How to test a behaviour?

I have a Behaviour that forces whoever implements it to implement a couple functions. For the sake of this discussion, let’s take the examples from the behaviours documentation.

defmodule Parser do
  @callback parse(String.t) :: {:ok, term} | {:error, String.t}
  @callback extensions() :: [String.t]
end

Now, let’s imagine that I see some repetition in the modules that implement this behaviour or that I want to add an universal parse! method. The preferred approach for this would be to use dynamic dispatching:

defmodule Parser do
  @callback parse(String.t) :: {:ok, term} | {:error, String.t}
  @callback extensions() :: [String.t]

  def parse!(implementation, contents) do
    case implementation.parse(contents) do
      {:ok, data} -> data
      {:error, error} -> raise ArgumentError, "parsing error: #{error}"
    end
  end
end

But now I am left with a question. How would I test parse! ?
Since this is pretty much working like an abstarct class at this point, how would you test it?

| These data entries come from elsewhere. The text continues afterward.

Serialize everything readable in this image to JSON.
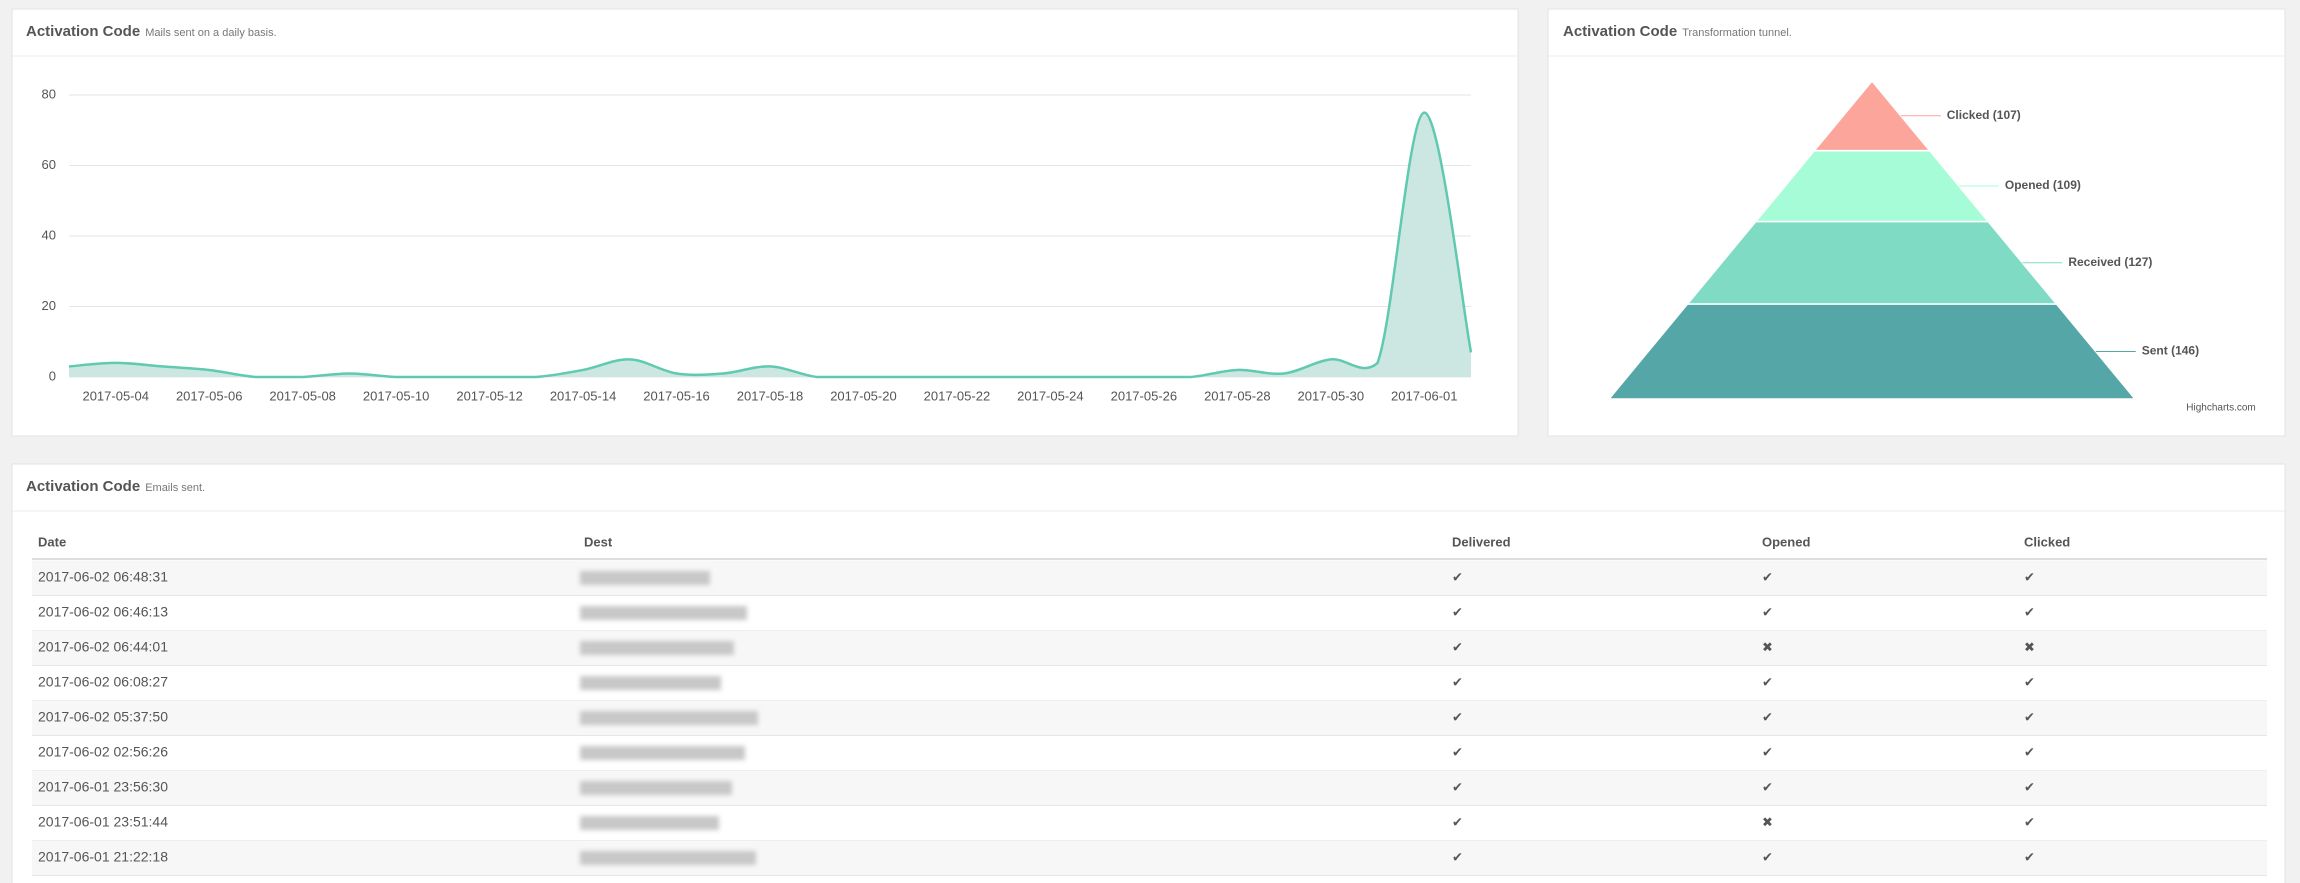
{
  "chart_data": [
    {
      "type": "area",
      "title": "Activation Code",
      "subtitle": "Mails sent on a daily basis.",
      "x": [
        "2017-05-03",
        "2017-05-04",
        "2017-05-05",
        "2017-05-06",
        "2017-05-07",
        "2017-05-08",
        "2017-05-09",
        "2017-05-10",
        "2017-05-11",
        "2017-05-12",
        "2017-05-13",
        "2017-05-14",
        "2017-05-15",
        "2017-05-16",
        "2017-05-17",
        "2017-05-18",
        "2017-05-19",
        "2017-05-20",
        "2017-05-21",
        "2017-05-22",
        "2017-05-23",
        "2017-05-24",
        "2017-05-25",
        "2017-05-26",
        "2017-05-27",
        "2017-05-28",
        "2017-05-29",
        "2017-05-30",
        "2017-05-31",
        "2017-06-01",
        "2017-06-02"
      ],
      "series": [
        {
          "color": "#5fcab0",
          "fill": "#c9e6df",
          "values": [
            3,
            4,
            3,
            2,
            0,
            0,
            1,
            0,
            0,
            0,
            0,
            2,
            5,
            1,
            1,
            3,
            0,
            0,
            0,
            0,
            0,
            0,
            0,
            0,
            0,
            2,
            1,
            5,
            4,
            75,
            7
          ]
        }
      ],
      "xlim": [
        "2017-05-03",
        "2017-06-02"
      ],
      "xticks": [
        "2017-05-04",
        "2017-05-06",
        "2017-05-08",
        "2017-05-10",
        "2017-05-12",
        "2017-05-14",
        "2017-05-16",
        "2017-05-18",
        "2017-05-20",
        "2017-05-22",
        "2017-05-24",
        "2017-05-26",
        "2017-05-28",
        "2017-05-30",
        "2017-06-01"
      ],
      "ylim": [
        0,
        80
      ],
      "yticks": [
        0,
        20,
        40,
        60,
        80
      ],
      "grid": true
    },
    {
      "type": "pyramid",
      "title": "Activation Code",
      "subtitle": "Transformation tunnel.",
      "values": [
        146,
        127,
        109,
        107
      ],
      "value_labels": [
        "Sent (146)",
        "Received (127)",
        "Opened (109)",
        "Clicked (107)"
      ],
      "colors": [
        "#55a6a6",
        "#80dbc4",
        "#a6fcd6",
        "#fca59a"
      ],
      "credits": "Highcharts.com"
    }
  ],
  "table": {
    "title": "Activation Code",
    "subtitle": "Emails sent.",
    "columns": [
      "Date",
      "Dest",
      "Delivered",
      "Opened",
      "Clicked"
    ],
    "status_colors": {
      "✔": "#1fb58f",
      "✖": "#e8505b"
    },
    "rows": [
      {
        "date": "2017-06-02 06:48:31",
        "delivered": "✔",
        "opened": "✔",
        "clicked": "✔"
      },
      {
        "date": "2017-06-02 06:46:13",
        "delivered": "✔",
        "opened": "✔",
        "clicked": "✔"
      },
      {
        "date": "2017-06-02 06:44:01",
        "delivered": "✔",
        "opened": "✖",
        "clicked": "✖"
      },
      {
        "date": "2017-06-02 06:08:27",
        "delivered": "✔",
        "opened": "✔",
        "clicked": "✔"
      },
      {
        "date": "2017-06-02 05:37:50",
        "delivered": "✔",
        "opened": "✔",
        "clicked": "✔"
      },
      {
        "date": "2017-06-02 02:56:26",
        "delivered": "✔",
        "opened": "✔",
        "clicked": "✔"
      },
      {
        "date": "2017-06-01 23:56:30",
        "delivered": "✔",
        "opened": "✔",
        "clicked": "✔"
      },
      {
        "date": "2017-06-01 23:51:44",
        "delivered": "✔",
        "opened": "✖",
        "clicked": "✔"
      },
      {
        "date": "2017-06-01 21:22:18",
        "delivered": "✔",
        "opened": "✔",
        "clicked": "✔"
      }
    ]
  }
}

The only way I see it would be to use a Mock for the implementation parameter, but I am not sure about this approach.

Any ideas?

I’d go for a bit of macros and implement a module that has the repetitive pars and is used by other modules that can override this functionality. S. GenServer for an example: elixir/lib/elixir/lib/gen_server.ex at v1.7.3 · elixir-lang/elixir · GitHub unless your server module implements it’s own terminate/2 the default is called.

Creating a ‘fake’, or ‘simple’ implementation of the behaviour for testing purposes is a very common approach, so you do not have to feel unsure about this one :slight_smile:.

Of course, this only is able to test the behaviour itself, not the various implementations of it.